Я бросила взгляд на старую Жильду. Она тщательно чистила щеткой чей-то теплый дорожный плащ.

– Что это еще такое? – спросила я удивленно.

– Где, мадемуазель Сюзанна?

– Чья это одежда у вас в руках?

– А, так ведь к вам какой-то господин приехал.

– Кто?

– Не знаю. Представительный. Он вас в гостиной дожидается.

Так и не сняв капор, я быстро прошла в гостиную. Там был полумрак, как всегда, и после солнечного холла я даже ничего сперва не различала. Со стула поднялся изящный молодой человек невысокого роста. Видимо, офицер, но форма на нем была полувоенная.

– Добрый день, мадам.

– Добрый день… Простите, сударь, мне не доложили о вас, – быстро сказала я, несколько обеспокоенная.
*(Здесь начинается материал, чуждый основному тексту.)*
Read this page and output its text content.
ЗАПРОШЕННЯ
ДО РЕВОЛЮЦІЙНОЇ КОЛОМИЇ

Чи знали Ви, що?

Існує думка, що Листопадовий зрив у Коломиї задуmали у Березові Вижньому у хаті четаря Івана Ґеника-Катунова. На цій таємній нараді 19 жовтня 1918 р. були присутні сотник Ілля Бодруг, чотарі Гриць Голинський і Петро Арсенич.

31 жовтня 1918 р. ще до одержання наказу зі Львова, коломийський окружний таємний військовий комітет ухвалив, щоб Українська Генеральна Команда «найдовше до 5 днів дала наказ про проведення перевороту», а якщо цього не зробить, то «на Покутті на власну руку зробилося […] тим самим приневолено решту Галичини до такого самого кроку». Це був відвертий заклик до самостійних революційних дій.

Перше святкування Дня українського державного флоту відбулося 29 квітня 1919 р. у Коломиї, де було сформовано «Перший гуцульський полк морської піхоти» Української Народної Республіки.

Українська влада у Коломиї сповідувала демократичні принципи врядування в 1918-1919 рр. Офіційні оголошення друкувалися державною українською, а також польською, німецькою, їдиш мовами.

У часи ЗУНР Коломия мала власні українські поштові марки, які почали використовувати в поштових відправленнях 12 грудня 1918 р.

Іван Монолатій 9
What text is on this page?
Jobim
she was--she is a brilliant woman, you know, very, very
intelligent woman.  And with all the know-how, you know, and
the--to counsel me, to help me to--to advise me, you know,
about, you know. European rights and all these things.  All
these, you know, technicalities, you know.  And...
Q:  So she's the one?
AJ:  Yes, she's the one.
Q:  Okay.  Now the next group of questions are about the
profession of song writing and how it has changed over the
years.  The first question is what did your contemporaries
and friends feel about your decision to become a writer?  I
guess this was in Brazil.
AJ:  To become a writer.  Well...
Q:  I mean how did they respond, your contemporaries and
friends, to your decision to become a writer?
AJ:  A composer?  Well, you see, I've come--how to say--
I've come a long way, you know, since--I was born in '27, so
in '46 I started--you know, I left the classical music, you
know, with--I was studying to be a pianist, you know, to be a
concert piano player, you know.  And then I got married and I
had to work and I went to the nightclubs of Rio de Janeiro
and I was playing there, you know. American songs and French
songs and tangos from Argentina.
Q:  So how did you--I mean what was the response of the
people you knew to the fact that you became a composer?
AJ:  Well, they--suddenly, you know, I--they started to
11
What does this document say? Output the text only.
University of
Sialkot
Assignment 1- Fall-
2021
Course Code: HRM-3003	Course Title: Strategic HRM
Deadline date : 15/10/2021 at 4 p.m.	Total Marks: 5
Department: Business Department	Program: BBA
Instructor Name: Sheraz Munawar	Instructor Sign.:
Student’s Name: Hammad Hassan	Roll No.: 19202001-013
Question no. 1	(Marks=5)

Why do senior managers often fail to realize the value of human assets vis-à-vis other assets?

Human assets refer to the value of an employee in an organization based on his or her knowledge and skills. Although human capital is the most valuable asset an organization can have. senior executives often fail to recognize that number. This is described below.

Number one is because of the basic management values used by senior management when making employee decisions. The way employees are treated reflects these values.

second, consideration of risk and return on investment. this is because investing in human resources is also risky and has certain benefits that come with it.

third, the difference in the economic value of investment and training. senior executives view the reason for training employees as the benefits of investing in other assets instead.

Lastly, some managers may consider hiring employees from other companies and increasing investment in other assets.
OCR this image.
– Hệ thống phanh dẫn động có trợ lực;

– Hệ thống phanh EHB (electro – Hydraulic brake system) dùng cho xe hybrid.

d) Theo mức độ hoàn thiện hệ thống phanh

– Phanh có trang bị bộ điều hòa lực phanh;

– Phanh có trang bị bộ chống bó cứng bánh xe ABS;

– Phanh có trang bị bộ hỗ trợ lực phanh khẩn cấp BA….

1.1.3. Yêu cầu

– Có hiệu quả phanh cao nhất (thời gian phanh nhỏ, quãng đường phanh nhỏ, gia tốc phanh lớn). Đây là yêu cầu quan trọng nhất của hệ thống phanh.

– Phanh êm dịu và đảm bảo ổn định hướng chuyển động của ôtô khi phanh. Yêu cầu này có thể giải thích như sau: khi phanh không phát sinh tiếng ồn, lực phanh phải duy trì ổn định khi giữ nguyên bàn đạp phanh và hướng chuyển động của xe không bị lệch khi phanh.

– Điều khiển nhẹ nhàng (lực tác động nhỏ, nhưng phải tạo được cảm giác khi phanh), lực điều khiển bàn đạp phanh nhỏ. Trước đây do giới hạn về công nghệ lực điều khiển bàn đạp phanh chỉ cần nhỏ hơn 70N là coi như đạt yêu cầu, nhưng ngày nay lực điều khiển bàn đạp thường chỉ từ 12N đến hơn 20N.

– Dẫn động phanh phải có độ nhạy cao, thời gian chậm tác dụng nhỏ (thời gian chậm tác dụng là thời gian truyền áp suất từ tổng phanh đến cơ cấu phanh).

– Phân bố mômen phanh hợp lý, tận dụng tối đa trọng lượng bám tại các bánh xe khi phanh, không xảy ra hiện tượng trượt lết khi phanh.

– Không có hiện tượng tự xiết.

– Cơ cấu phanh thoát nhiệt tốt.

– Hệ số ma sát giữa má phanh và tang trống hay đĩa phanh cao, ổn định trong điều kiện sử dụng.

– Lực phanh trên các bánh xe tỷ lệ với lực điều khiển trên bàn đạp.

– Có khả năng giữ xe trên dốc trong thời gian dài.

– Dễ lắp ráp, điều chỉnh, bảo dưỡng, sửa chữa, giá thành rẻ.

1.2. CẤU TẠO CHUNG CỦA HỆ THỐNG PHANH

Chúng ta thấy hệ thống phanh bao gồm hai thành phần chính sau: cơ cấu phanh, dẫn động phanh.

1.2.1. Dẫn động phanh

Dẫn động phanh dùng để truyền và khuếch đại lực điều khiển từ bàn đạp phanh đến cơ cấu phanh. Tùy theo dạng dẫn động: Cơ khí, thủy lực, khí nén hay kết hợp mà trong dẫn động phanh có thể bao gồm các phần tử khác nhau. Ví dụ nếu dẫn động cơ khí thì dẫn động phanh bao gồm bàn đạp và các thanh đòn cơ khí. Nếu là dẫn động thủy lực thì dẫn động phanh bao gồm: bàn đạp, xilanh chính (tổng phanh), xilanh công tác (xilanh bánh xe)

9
Ведь добрых известий мне ждать было неоткуда.

Молодой человек поклонился.

– Я маркиз де Лескюр, мадам, капитан королевской армии.

– Королевской армии? – Я запнулась. Беспокойство мое усилилось. Королевской армии сейчас, пожалуй, по закону не существует, и если этот человек называет себя именно так, должно быть, он заговорщик. К тому же я, наверное, уже встречалась с ним. Мы были знакомы. Иначе бы он не пришел.

Маргарита зажгла свечи, и я могла внимательнее рассмотреть гостя. Гм, он довольно хорош собой. Несколько, правда, бледен. Русые волнистые волосы, голубые глаза, твердо сжатый рот. Осанка настоящего военного. Нет, не может быть… Да ведь это тот самый офицер де Лескюр, который, в сущности, спас королеву в ночь с 5 на 6 октября 1789 года! Да и меня он спас. Перед моими глазами снова ясно предстала освещенная люстрой узкая лестница, толпа, ощетинившаяся десятками пик, голова Тардье, покатившаяся по ступенькам, и – Лескюр…

– Не может быть! – непроизвольно вырвалось у меня.

– Может, мадам. Для меня большая честь видеть вас снова. Помните? Вы спасли мне жизнь.

– Я?

– Да, вы тогда ловко распороли тому негодяю живот.

Я передернула плечами, уяснив наконец, что все это действительно было. Увидеться с Лескюром было приятно, но… беспокойство не покидало меня. Что заставило этого человека разыскать меня в глухом уголке Бретани?

– Вы не от моего отца прибыли, маркиз? – внезапно спросила я.

– Я к вам прямо из Вены.

Я потянула ленты капора, и он мягко сполз мне на плечи, рассыпав по плечам волосы.

– Я слушаю вас, господин маркиз.

– У меня есть письмо от вашего отца.

Я жадно вчитывалась в строчки письма. «Я жду вас в Вене… Продайте все без сожаления, пока наше имущество еще чего-то стоит, и приезжайте… Ожидаются большие перемены, я хочу, чтобы вы были в безопасности».

– О каких переменах пишет мой отец? – спросила я, поднимая глаза на маркиза.

– Скоро начнется война. Очень кровавая. Бретань будет поднята против Собрания, на защиту короля. Ваш отец сам прибудет сюда осенью. А я уже прибыл в распоряжение Жана Коттро.